More than that, we build jobs and livelihoods on making things last longer, delivering value to our customers and doing what we can to conserve resources. Which is why both Techbuyer the company and Techbuyer staff have always supported legislation in favor of this where we can.
In June 2019, we publicized the case for the Fair Repair Act in New York state. We invited New York state residents to write to legislators in favor of publicly available diagnostic and repair information.

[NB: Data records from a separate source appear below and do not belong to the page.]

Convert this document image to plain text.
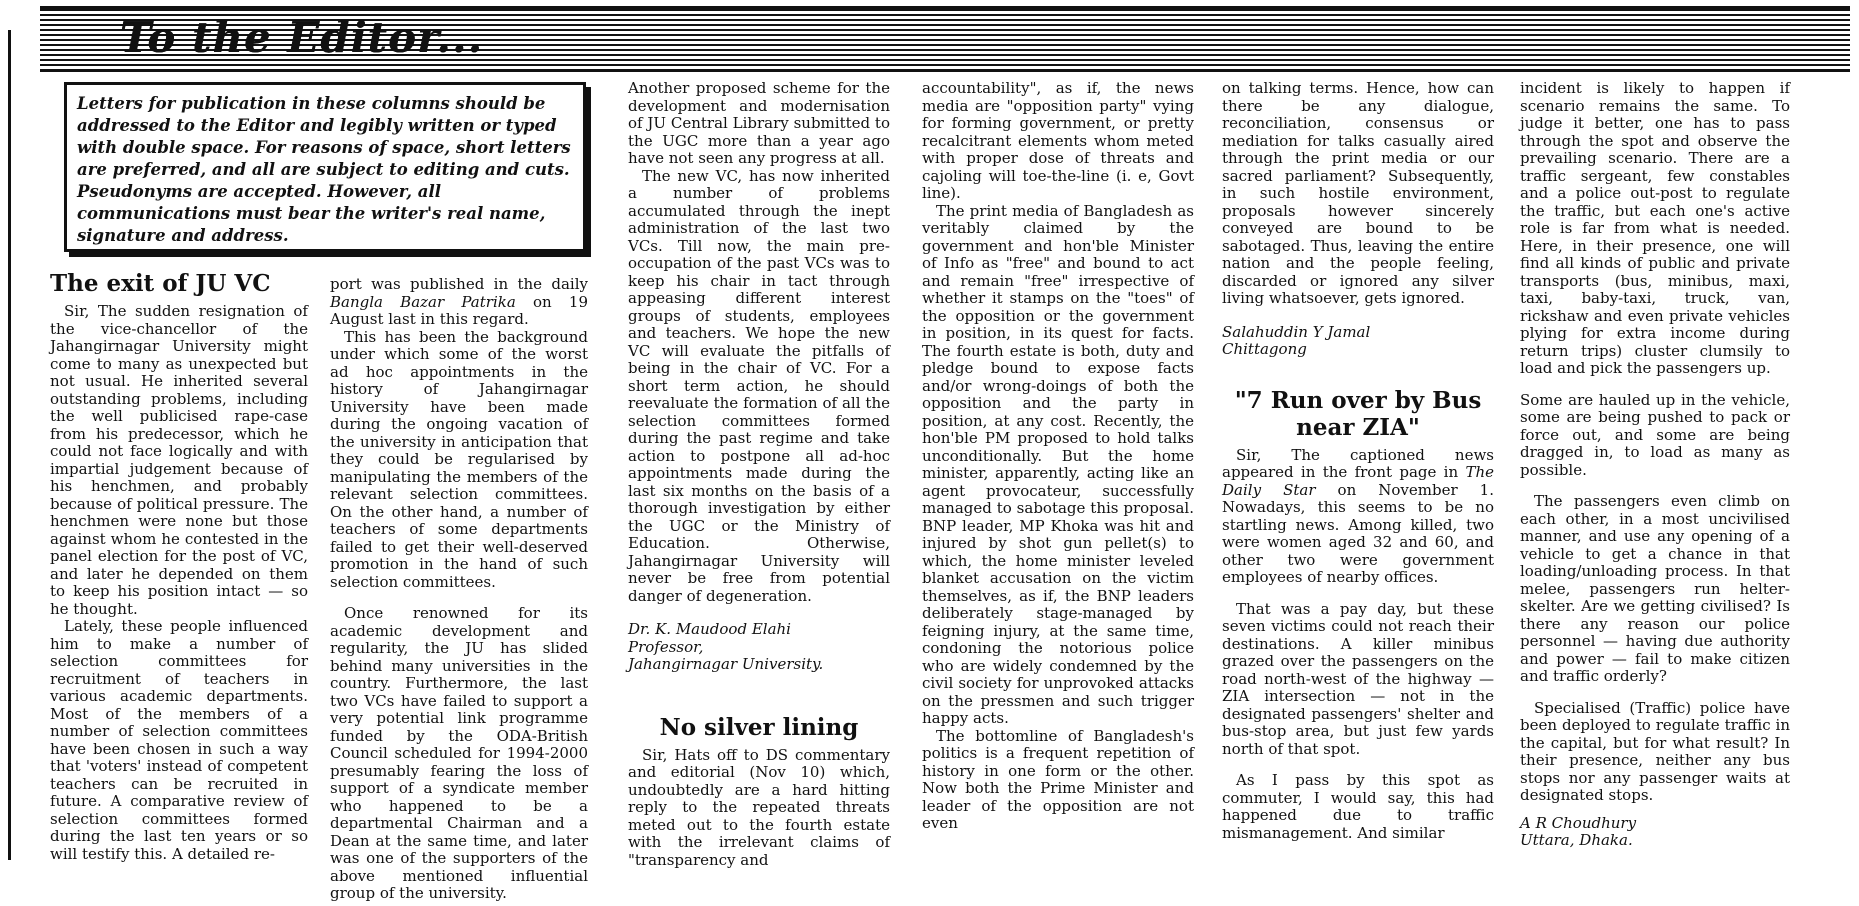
To the Editor...
Letters for publication in these columns should be addressed to the Editor and legibly written or typed with double space. For reasons of space, short letters are preferred, and all are subject to editing and cuts. Pseudonyms are accepted. However, all communications must bear the writer's real name, signature and address.
The exit of JU VC

Sir, The sudden resignation of the vice-chancellor of the Jahangirnagar University might come to many as unexpected but not usual. He inherited several outstanding problems, including the well publicised rape-case from his predecessor, which he could not face logically and with impartial judgement because of his henchmen, and probably because of political pressure. The henchmen were none but those against whom he contested in the panel election for the post of VC, and later he depended on them to keep his position intact — so he thought.

Lately, these people influenced him to make a number of selection committees for recruitment of teachers in various academic departments. Most of the members of a number of selection committees have been chosen in such a way that 'voters' instead of competent teachers can be recruited in future. A comparative review of selection committees formed during the last ten years or so will testify this. A detailed re-

port was published in the daily Bangla Bazar Patrika on 19 August last in this regard.

This has been the background under which some of the worst ad hoc appointments in the history of Jahangirnagar University have been made during the ongoing vacation of the university in anticipation that they could be regularised by manipulating the members of the relevant selection committees. On the other hand, a number of teachers of some departments failed to get their well-deserved promotion in the hand of such selection committees.

Once renowned for its academic development and regularity, the JU has slided behind many universities in the country. Furthermore, the last two VCs have failed to support a very potential link programme funded by the ODA-British Council scheduled for 1994-2000 presumably fearing the loss of support of a syndicate member who happened to be a departmental Chairman and a Dean at the same time, and later was one of the supporters of the above mentioned influential group of the university.

Another proposed scheme for the development and modernisation of JU Central Library submitted to the UGC more than a year ago have not seen any progress at all.

The new VC, has now inherited a number of problems accumulated through the inept administration of the last two VCs. Till now, the main pre-occupation of the past VCs was to keep his chair in tact through appeasing different interest groups of students, employees and teachers. We hope the new VC will evaluate the pitfalls of being in the chair of VC. For a short term action, he should reevaluate the formation of all the selection committees formed during the past regime and take action to postpone all ad-hoc appointments made during the last six months on the basis of a thorough investigation by either the UGC or the Ministry of Education. Otherwise, Jahangirnagar University will never be free from potential danger of degeneration.

Dr. K. Maudood Elahi

Professor,

Jahangirnagar University.

No silver lining

Sir, Hats off to DS commentary and editorial (Nov 10) which, undoubtedly are a hard hitting reply to the repeated threats meted out to the fourth estate with the irrelevant claims of "transparency and

accountability", as if, the news media are "opposition party" vying for forming government, or pretty recalcitrant elements whom meted with proper dose of threats and cajoling will toe-the-line (i. e, Govt line).

The print media of Bangladesh as veritably claimed by the government and hon'ble Minister of Info as "free" and bound to act and remain "free" irrespective of whether it stamps on the "toes" of the opposition or the government in position, in its quest for facts. The fourth estate is both, duty and pledge bound to expose facts and/or wrong-doings of both the opposition and the party in position, at any cost. Recently, the hon'ble PM proposed to hold talks unconditionally. But the home minister, apparently, acting like an agent provocateur, successfully managed to sabotage this proposal. BNP leader, MP Khoka was hit and injured by shot gun pellet(s) to which, the home minister leveled blanket accusation on the victim themselves, as if, the BNP leaders deliberately stage-managed by feigning injury, at the same time, condoning the notorious police who are widely condemned by the civil society for unprovoked attacks on the pressmen and such trigger happy acts.

The bottomline of Bangladesh's politics is a frequent repetition of history in one form or the other. Now both the Prime Minister and leader of the opposition are not even

on talking terms. Hence, how can there be any dialogue, reconciliation, consensus or mediation for talks casually aired through the print media or our sacred parliament? Subsequently, in such hostile environment, proposals however sincerely conveyed are bound to be sabotaged. Thus, leaving the entire nation and the people feeling, discarded or ignored any silver living whatsoever, gets ignored.

Salahuddin Y Jamal

Chittagong

"7 Run over by Bus near ZIA"

Sir, The captioned news appeared in the front page in The Daily Star on November 1. Nowadays, this seems to be no startling news. Among killed, two were women aged 32 and 60, and other two were government employees of nearby offices.

That was a pay day, but these seven victims could not reach their destinations. A killer minibus grazed over the passengers on the road north-west of the highway — ZIA intersection — not in the designated passengers' shelter and bus-stop area, but just few yards north of that spot.

As I pass by this spot as commuter, I would say, this had happened due to traffic mismanagement. And similar

incident is likely to happen if scenario remains the same. To judge it better, one has to pass through the spot and observe the prevailing scenario. There are a traffic sergeant, few constables and a police out-post to regulate the traffic, but each one's active role is far from what is needed. Here, in their presence, one will find all kinds of public and private transports (bus, minibus, maxi, taxi, baby-taxi, truck, van, rickshaw and even private vehicles plying for extra income during return trips) cluster clumsily to load and pick the passengers up.

Some are hauled up in the vehicle, some are being pushed to pack or force out, and some are being dragged in, to load as many as possible.

The passengers even climb on each other, in a most uncivilised manner, and use any opening of a vehicle to get a chance in that loading/unloading process. In that melee, passengers run helter-skelter. Are we getting civilised? Is there any reason our police personnel — having due authority and power — fail to make citizen and traffic orderly?

Specialised (Traffic) police have been deployed to regulate traffic in the capital, but for what result? In their presence, neither any bus stops nor any passenger waits at designated stops.

A R Choudhury

Uttara, Dhaka.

In April 2019, all staff at Techbuyer Rochester took action to support Minnesota’s Right to Repair Bill by writing to local representatives to say the sector creates good jobs and we would like to see it grow.
“We repair and resell used equipment from a variety of manufacturers. I hear that HF 1138 is coming up for a vote in the State House very soon and I ask you to vote in favor of it. Once passed, we know we can sell and service more equipment and hire more employees locally. Thank you,” we wrote.
This being the case, we are obviously delighted by this latest good news in New York. However, we understand that it will be a long road. A lot of Bills do not even make it to a floor vote, so the fact that this did is impressive. However, the legislative process does not even begin until the next legislative season in 2022. Even then it is unclear how long it will take to come into force. A recent example from the automotive industry in Massachusetts is that manufacturers filed a suit in federal court to block the initiative, potentially delaying it by four years.
The hope for electronics is that more and more organizations are seeing the value of circular approaches. This ethos may prompt them to work with the secondary market to extend the life of equipment and save on resources. We are seeing this already with companies like HPE and Dell working with companies like ours to process more servers and preserve more natural resources. With time ticking on how much take, make, waste the world can sustain, everyone is waking up to the advantages of a circular approach. Let’s hope we can all work together to make that happen.